Other than a few upsets here and there, most of the games were quite predictable. For instance, Baylor and Gonzaga won most of their games as 1 seeds, Arkansas made it pretty far to the sweet 16 as a 3 seed, and Iowa beat Grand Canyon as a 2 seed and 15 seed matchup. It does not shock me, however, that these teams prevailed against their matchups, as all of the higher seeds have NBA-bound and extremely talented players. Gonzaga, for instance, has a powerful team with star players Corey Kispert, Jalen Suggs, and Drew Timme. As shown in many matchups like the Oral Roberts vs. Ohio State matchup, however, it is not the individual player who can win the game, but rather the team who can work harmoniously.

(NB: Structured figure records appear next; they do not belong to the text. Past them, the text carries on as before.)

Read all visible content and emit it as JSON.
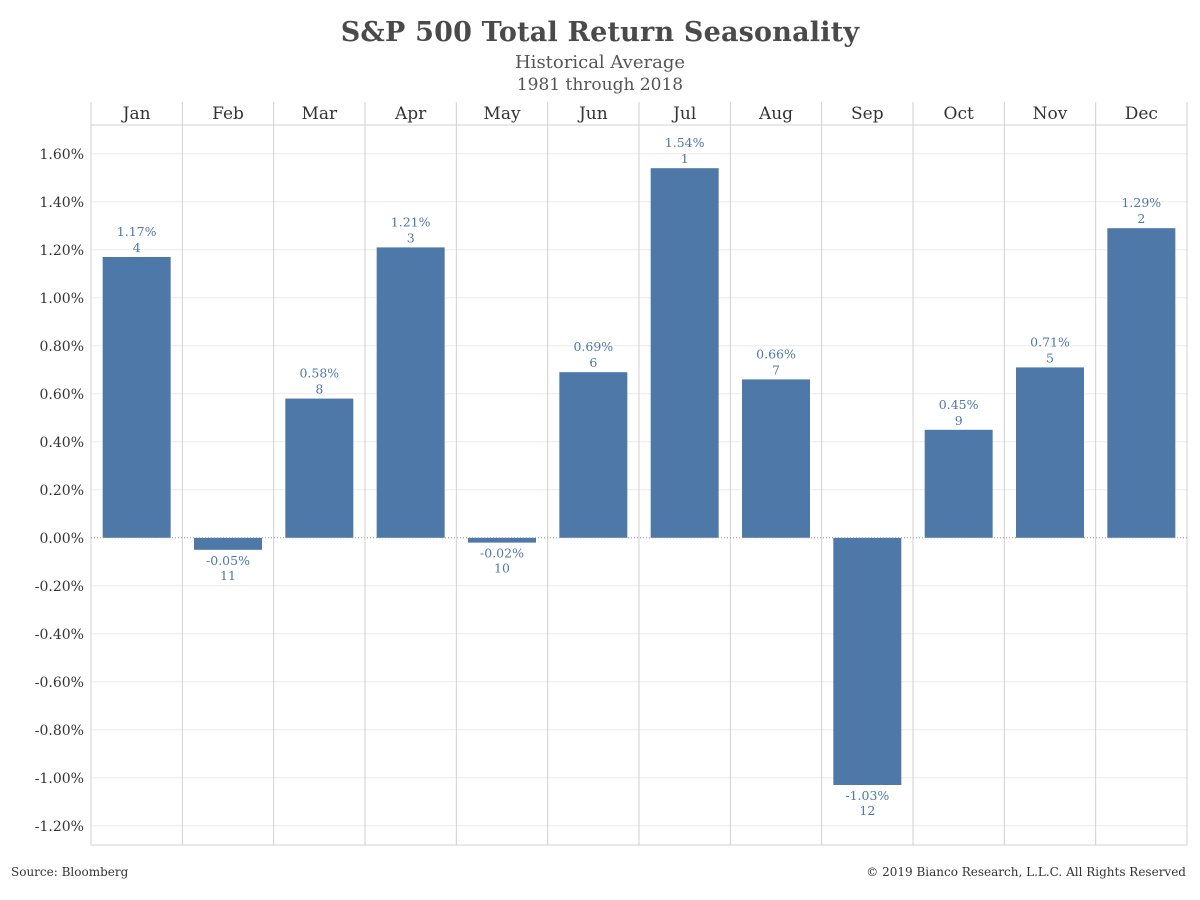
{
  "header": {
    "title": "S&P 500 Total Return Seasonality",
    "subtitle": "Historical Average",
    "period": "1981 through 2018"
  },
  "footer": {
    "source": "Source: Bloomberg",
    "copyright": "© 2019 Bianco Research, L.L.C. All Rights Reserved"
  },
  "colors": {
    "bar": "#4e78a7",
    "label": "#4e78a7",
    "grid": "#d0d0d0",
    "tick_text": "#333333"
  },
  "chart_data": {
    "type": "bar",
    "title": "S&P 500 Total Return Seasonality",
    "categories": [
      "Jan",
      "Feb",
      "Mar",
      "Apr",
      "May",
      "Jun",
      "Jul",
      "Aug",
      "Sep",
      "Oct",
      "Nov",
      "Dec"
    ],
    "values": [
      1.17,
      -0.05,
      0.58,
      1.21,
      -0.02,
      0.69,
      1.54,
      0.66,
      -1.03,
      0.45,
      0.71,
      1.29
    ],
    "value_labels": [
      "1.17%",
      "-0.05%",
      "0.58%",
      "1.21%",
      "-0.02%",
      "0.69%",
      "1.54%",
      "0.66%",
      "-1.03%",
      "0.45%",
      "0.71%",
      "1.29%"
    ],
    "ranks": [
      "4",
      "11",
      "8",
      "3",
      "10",
      "6",
      "1",
      "7",
      "12",
      "9",
      "5",
      "2"
    ],
    "y_ticks": [
      1.6,
      1.4,
      1.2,
      1.0,
      0.8,
      0.6,
      0.4,
      0.2,
      0.0,
      -0.2,
      -0.4,
      -0.6,
      -0.8,
      -1.0,
      -1.2
    ],
    "y_tick_labels": [
      "1.60%",
      "1.40%",
      "1.20%",
      "1.00%",
      "0.80%",
      "0.60%",
      "0.40%",
      "0.20%",
      "0.00%",
      "-0.20%",
      "-0.40%",
      "-0.60%",
      "-0.80%",
      "-1.00%",
      "-1.20%"
    ],
    "ylim": [
      -1.28,
      1.72
    ],
    "legend": "none",
    "grid": true,
    "month_labels_position": "top"
  }
}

Currently, as the final chapter of March Madness starts to unfold, the final four will take place on April 3 with 2 seed Houston playing 1 seed Baylor, and 11 seed UCLA playing 1 seed Gonzaga. It is important to note the shocking 11 seed UCLA made it this far, being the fifth 11th seed in history to make it to the final four. Regardless of the outcome, it will, without a doubt, be a competitive ending with bracket breakers and bracket makers. Most fans globally put a 1 seed to win, Gonzaga or Baylor, some put Houston to win it all, and very few to none have UCLA to win it all. If UCLA wins this year, they will make history and take 8 seed Villanova’s spot as the lowest seed to ever win, as an 11 seed. My prediction, though, is that 31-0 Gonzaga will win it all, but I would definitely love to see UCLA make history. Although nobody created a 1 in a 9 quintillion perfect bracket, every fan still has the March Madness vitality and will hopefully root for a team in this year’s possibly historical final four.